Tata Elxsi is strong in embedded services across three focus verticals—(1) transportation, (2) media & communication and (3) healthcare medical devices. Embedded design has seen a sharp uptick in spends post FY2020 driven by increased spends on digital, however, demand headwinds in media and medical devices businesses have been a drag on growth.
It expects CC revenue CAGR of 14.5 percent over FY2023-26E and EBIT margins stable at 28 percent over the period. Revenue growth during this period would be driven by embedded service offerings in transportation and medical devices verticals.
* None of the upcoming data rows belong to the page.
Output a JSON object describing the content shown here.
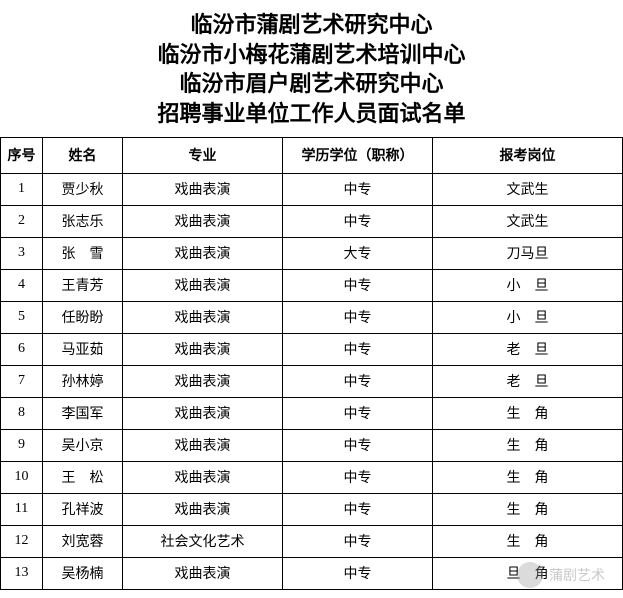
{
  "titles": {
    "line1": "临汾市蒲剧艺术研究中心",
    "line2": "临汾市小梅花蒲剧艺术培训中心",
    "line3": "临汾市眉户剧艺术研究中心",
    "line4": "招聘事业单位工作人员面试名单"
  },
  "columns": {
    "seq": "序号",
    "name": "姓名",
    "major": "专业",
    "edu": "学历学位（职称）",
    "position": "报考岗位"
  },
  "rows": [
    {
      "seq": "1",
      "name": "贾少秋",
      "major": "戏曲表演",
      "edu": "中专",
      "position": "文武生"
    },
    {
      "seq": "2",
      "name": "张志乐",
      "major": "戏曲表演",
      "edu": "中专",
      "position": "文武生"
    },
    {
      "seq": "3",
      "name": "张　雪",
      "major": "戏曲表演",
      "edu": "大专",
      "position": "刀马旦"
    },
    {
      "seq": "4",
      "name": "王青芳",
      "major": "戏曲表演",
      "edu": "中专",
      "position": "小　旦"
    },
    {
      "seq": "5",
      "name": "任盼盼",
      "major": "戏曲表演",
      "edu": "中专",
      "position": "小　旦"
    },
    {
      "seq": "6",
      "name": "马亚茹",
      "major": "戏曲表演",
      "edu": "中专",
      "position": "老　旦"
    },
    {
      "seq": "7",
      "name": "孙林婷",
      "major": "戏曲表演",
      "edu": "中专",
      "position": "老　旦"
    },
    {
      "seq": "8",
      "name": "李国军",
      "major": "戏曲表演",
      "edu": "中专",
      "position": "生　角"
    },
    {
      "seq": "9",
      "name": "吴小京",
      "major": "戏曲表演",
      "edu": "中专",
      "position": "生　角"
    },
    {
      "seq": "10",
      "name": "王　松",
      "major": "戏曲表演",
      "edu": "中专",
      "position": "生　角"
    },
    {
      "seq": "11",
      "name": "孔祥波",
      "major": "戏曲表演",
      "edu": "中专",
      "position": "生　角"
    },
    {
      "seq": "12",
      "name": "刘宽蓉",
      "major": "社会文化艺术",
      "edu": "中专",
      "position": "生　角"
    },
    {
      "seq": "13",
      "name": "吴杨楠",
      "major": "戏曲表演",
      "edu": "中专",
      "position": "旦　角"
    }
  ],
  "watermark": {
    "text": "蒲剧艺术"
  }
}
It also estimates an EPS CAGR of 12.7 percent over FY2023-26E.
L&T Tech: The brokerage has a ‘sell’ call on the stock with a target price of ₹3,900, implying a 11 percent downside.
LTTS is the largest pureplay ERD service provider in India with a strong positioning in fast-growing and underpenetrated ERD services. However, benefits from scale and capabilities have not been reflected in the scale-up of top accounts, leading to significant growth moderation and underperformance against peers.
LTTS’s revenue CAGR has moderated to 9.0 percent over FY2020-23 as compared to 17.8 percent CAGR over FY2017-20. Kotak expects LTTS’ organic revenue growth at 8 percent in FY2024E to underperform pure-play ERD peers. It forecasts a 10.8 percent revenue CAGR over FY2023-26E and EBIT margin being flat at 17 percent during the period. It estimates an EPS CAGR of 13.8 percent over FY2023-26E. “We maintain a SELL rating on LTTS, given moderating growth and expensive valuations,” it said.
Pecking order: Cyient (BUY) > PSYS (ADD) > LTTS > Tata Elxsi > KPIT (SELLs).